La Pierre n’est pas la Pierre
Cette série émerge d’une époque d’inertie et d’isolement, où les jours se mélangent, les émotions sont étouffées et le fossé entre une femme et son monde extérieur se creuse. Longtemps attachée à la domesticité et soumise à ses rituels, elle peut se trouver encore plus apaisée et diminuée.

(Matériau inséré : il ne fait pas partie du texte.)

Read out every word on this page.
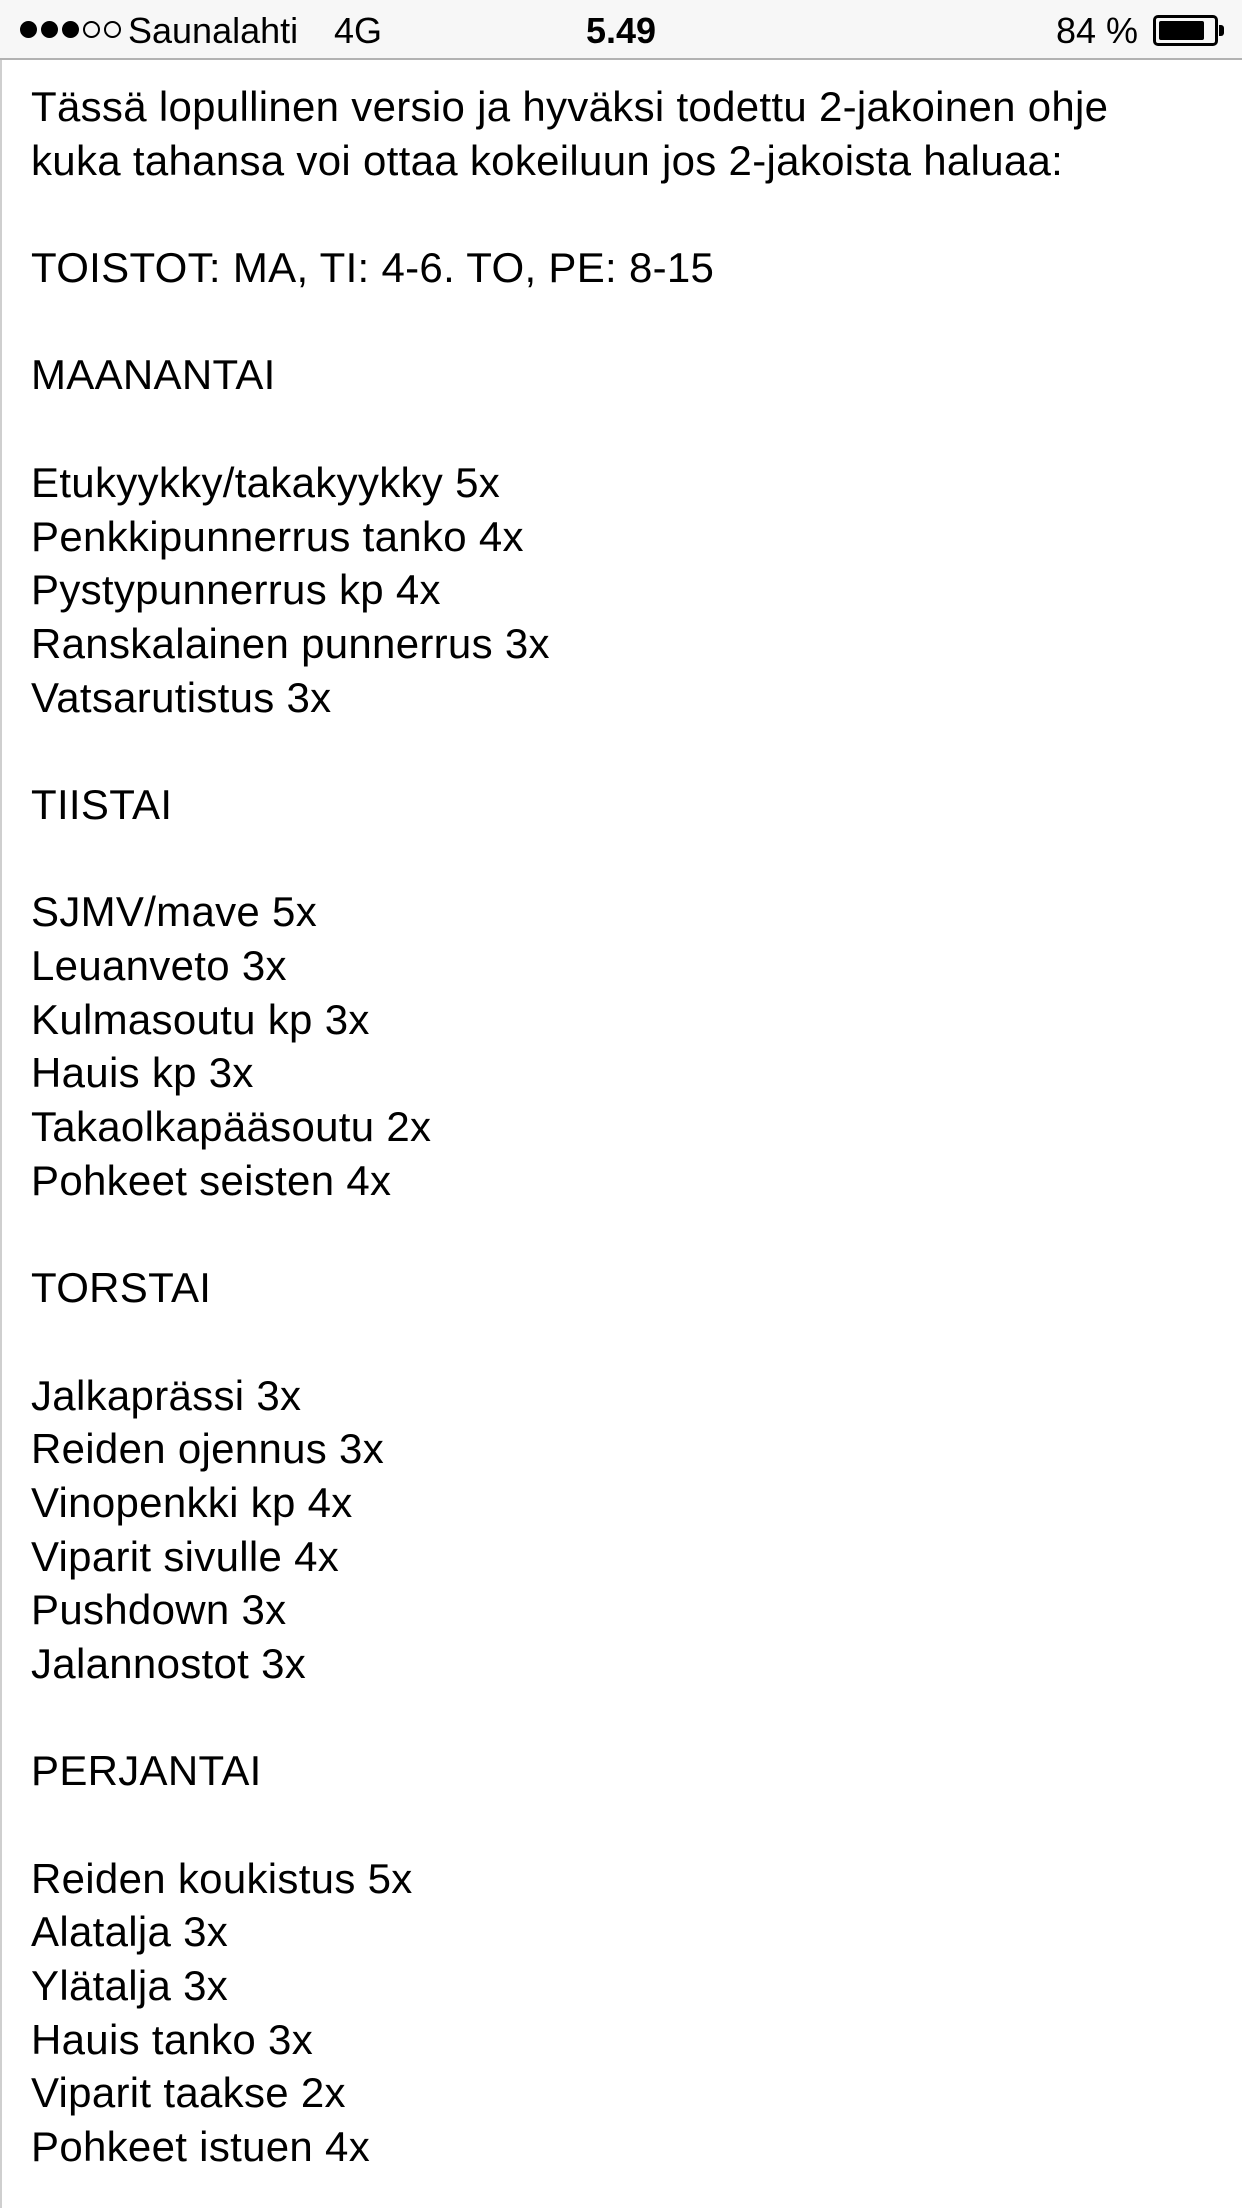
Saunalahti 4G	5.49	84 %
Tässä lopullinen versio ja hyväksi todettu 2-jakoinen ohje
kuka tahansa voi ottaa kokeiluun jos 2-jakoista haluaa:
TOISTOT: MA, TI: 4-6. TO, PE: 8-15
MAANANTAI
Etukyykky/takakyykky 5x
Penkkipunnerrus tanko 4x
Pystypunnerrus kp 4x
Ranskalainen punnerrus 3x
Vatsarutistus 3x
TIISTAI
SJMV/mave 5x
Leuanveto 3x
Kulmasoutu kp 3x
Hauis kp 3x
Takaolkapääsoutu 2x
Pohkeet seisten 4x
TORSTAI
Jalkaprässi 3x
Reiden ojennus 3x
Vinopenkki kp 4x
Viparit sivulle 4x
Pushdown 3x
Jalannostot 3x
PERJANTAI
Reiden koukistus 5x
Alatalja 3x
Ylätalja 3x
Hauis tanko 3x
Viparit taakse 2x
Pohkeet istuen 4x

La stabilité de la photographie semble se prêter à capturer ce sentiment. Et pourtant, quand je lève mon appareil photo vers mon sujet – pour capturer son image, ou un morceau d’elle, ou même juste sa suggestion – je la trouve en mouvement malgré son air d’attente. En ce moment où il ne semble pas y avoir d’avenir, elle aspire à un autre âge. Et ainsi, elle se souvient du passé, invitant ses histoires à s’imposer. Ou, face aux difficultés apparemment immuables de sa réalité, un petit geste parvient à la toucher et à déclencher une croissance des sentiments. Un instant de passion contient une éternité d’expérience.
Les femmes que j’ai trouvées ici, dans l’isolement silencieux du confinement, ne sont pas aussi inactives qu’elles le craignent. Elles persistent vigoureusement dans un espace intermédiaire: ce chevauchement liminal où leur situation de vie rencontre leurs rêves et leurs peurs. Qu’elles combattent en interne pour la vie ou pour l’oubli, elles sont résilientes dans leur combat. Aspirant au changement, leur désir est un acte. Exister d’un instant à l’autre, ce n’est pas être statique; c’est plutôt l’action même de la survie.
« La pierre n’est pas la pierre »
Il fut un temps où la pierre était la pierre
Et un visage dans la rue était un visage fini.
Entre la chose, moi et Dieu seul
Il y avait une symétrie instantanée.
Depuis que tu as changé tout mon monde, cette trinité est tordue:
La pierre n’est pas la pierre
Et les visages comme les personnages fractionnés dans les rêves sont incomplets
Jusque dans le visage insignifiant de l’enfant
Je reconnais vos yeux exilés.
Le soldat monte l’escalier éblouissant laissant votre ombre.
Ce soir, cette pièce déchirée dort
Sous la lumière des étoiles pliée par toi.